Сам Бальзак думал иначе. Для себя он твердо решил, что согласится выйти на работу в нотариальную или адвокатскую контору лишь в том случае, если обнаружится, что у него совершенно нет таланта к сочинительству.

Пока мать возмущалась, поддерживаемая дядюшкой Дабленом, бывшим торговцем скобяными товарами, который, по словам А. Моруа, «слыл оракулом в своем кругу, где его считали образцом просвещенного человека, обладавшего тонким вкусом», отец, человек жесткий и решительный, заявил:

— Коль скоро наш сын утверждает, что у него есть литературный талант, пусть докажет это на деле.

— Каким же это, интересно, образом? — удивились все остальные родственники.

— А вот каким: дадим ему возможность попробовать свои силы. Срок — два года, ни днем больше. Такого срока вполне достаточно, чтобы понять, что это: ответственное решение мужчины или обыкновенная мальчишеская блажь.

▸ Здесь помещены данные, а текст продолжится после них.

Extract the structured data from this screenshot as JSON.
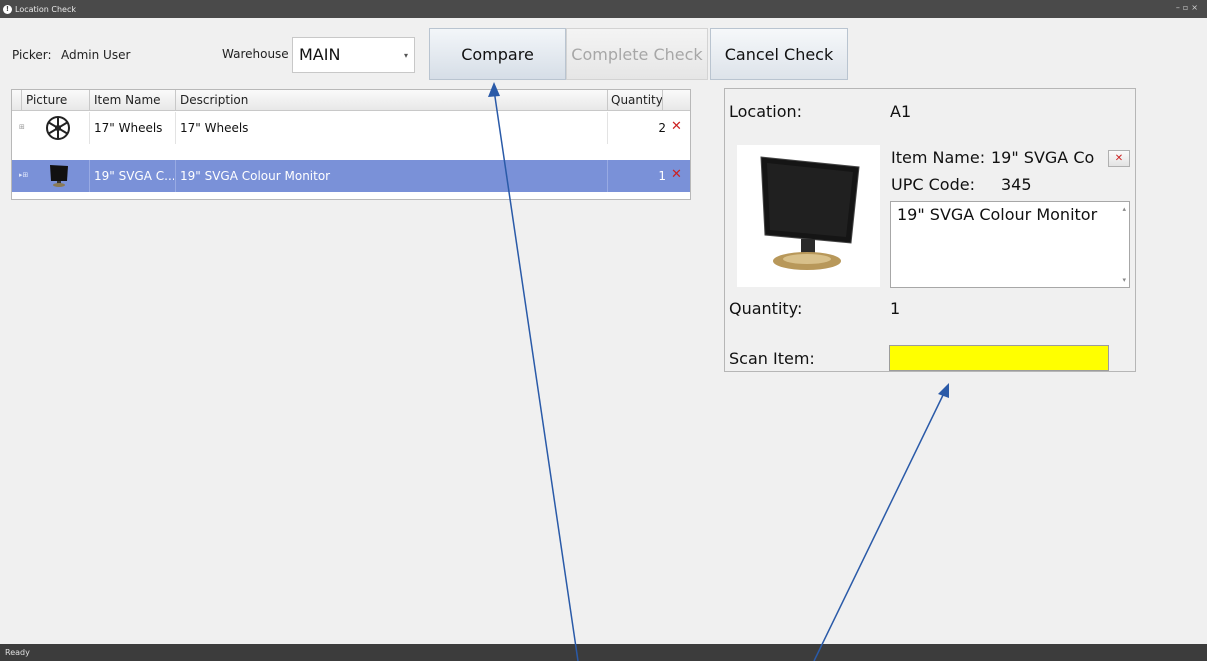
{
  "window": {
    "title": "Location Check",
    "status": "Ready"
  },
  "toolbar": {
    "picker_label": "Picker:",
    "picker_value": "Admin User",
    "warehouse_label": "Warehouse",
    "warehouse_value": "MAIN",
    "compare_label": "Compare",
    "complete_label": "Complete Check",
    "cancel_label": "Cancel Check"
  },
  "grid": {
    "columns": [
      "Picture",
      "Item Name",
      "Description",
      "Quantity"
    ],
    "rows": [
      {
        "icon": "wheel-icon",
        "item_name": "17\" Wheels",
        "description": "17\" Wheels",
        "quantity": "2",
        "selected": false
      },
      {
        "icon": "monitor-icon",
        "item_name": "19\" SVGA C...",
        "description": "19\" SVGA Colour Monitor",
        "quantity": "1",
        "selected": true
      }
    ]
  },
  "detail": {
    "location_label": "Location:",
    "location_value": "A1",
    "item_name_label": "Item Name:",
    "item_name_value": "19\" SVGA Co",
    "upc_label": "UPC Code:",
    "upc_value": "345",
    "description": "19\" SVGA Colour Monitor",
    "quantity_label": "Quantity:",
    "quantity_value": "1",
    "scan_label": "Scan Item:",
    "scan_value": ""
  },
  "colors": {
    "selection": "#7a91d8",
    "scan_field": "#ffff00",
    "delete_icon": "#cc2222",
    "arrow": "#2a5aa8",
    "title_bar": "#4a4a4a",
    "status_bar": "#3c3c3c"
  }
}
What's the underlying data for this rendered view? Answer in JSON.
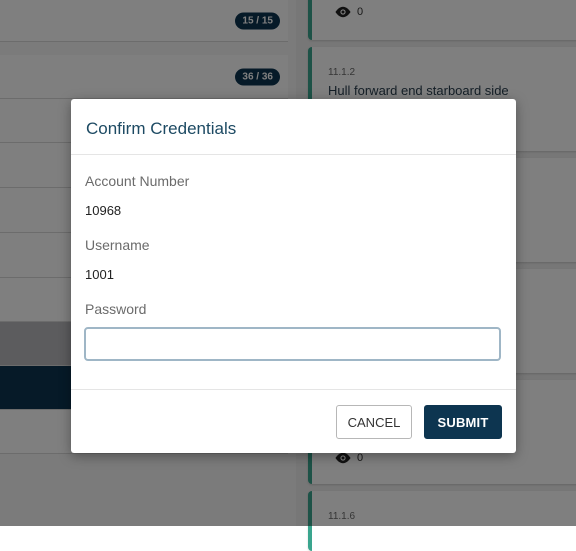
{
  "background": {
    "left_rows": [
      {
        "badge": "15 / 15"
      },
      {
        "badge": "36 / 36"
      },
      {
        "badge": ""
      },
      {
        "badge": ""
      },
      {
        "badge": ""
      },
      {
        "badge": ""
      },
      {
        "badge": ""
      },
      {
        "badge": ""
      },
      {
        "badge": ""
      },
      {
        "badge": ""
      }
    ],
    "cards": [
      {
        "code": "",
        "title": "",
        "eye_count": "0"
      },
      {
        "code": "11.1.2",
        "title": "Hull forward end starboard side",
        "eye_count": ""
      },
      {
        "code": "",
        "title": "",
        "eye_count": "0"
      },
      {
        "code": "11.1.6",
        "title": "",
        "eye_count": ""
      }
    ]
  },
  "modal": {
    "title": "Confirm Credentials",
    "account_label": "Account Number",
    "account_value": "10968",
    "username_label": "Username",
    "username_value": "1001",
    "password_label": "Password",
    "password_value": "",
    "cancel_label": "CANCEL",
    "submit_label": "SUBMIT"
  },
  "colors": {
    "primary": "#0d3550",
    "accent": "#3aa58e",
    "title": "#1d4a63"
  },
  "icons": [
    "eye-icon"
  ]
}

С. Цвейг по этому поводу пишет:

«После жестоких и затяжных сражений, сражений, продолжающихся с утра до ночи, стороны приходят к весьма деловому компромиссу. Под великий эксперимент подводится солидная база. Пусть Оноре поступает как хочет — ему будет дана возможность стать великим, прославленным писателем. Как он этого добьется — это уж его дело. Семейство, со своей стороны, принимает участие в этом ненадежном деле, вкладывая в него определенный капитал. Во всяком случае, в течение двух лет оно готово субсидировать в высшей степени сомнительный талант Оноре, за который, к сожалению, никто не может поручиться. Если в течение этих двух лет Оноре не станет великим и знаменитым писателем, то он должен будет вернуться в нотариальную контору, иначе семейство снимает с себя всякую ответственность за его будущность».

Между отцом и сыном тут же был заключен письменный договор, в котором были четко прописаны размеры необходимого Бальзаку прожиточного минимума, сын обязывался серьезно трудиться, а отец — выдавать ему вплоть до осени 1821 года 120 франков в месяц, или 4 франка в день. С. Цвейг очень образно называет эту сумму «субсидией на конкистадорский поход в бессмертие».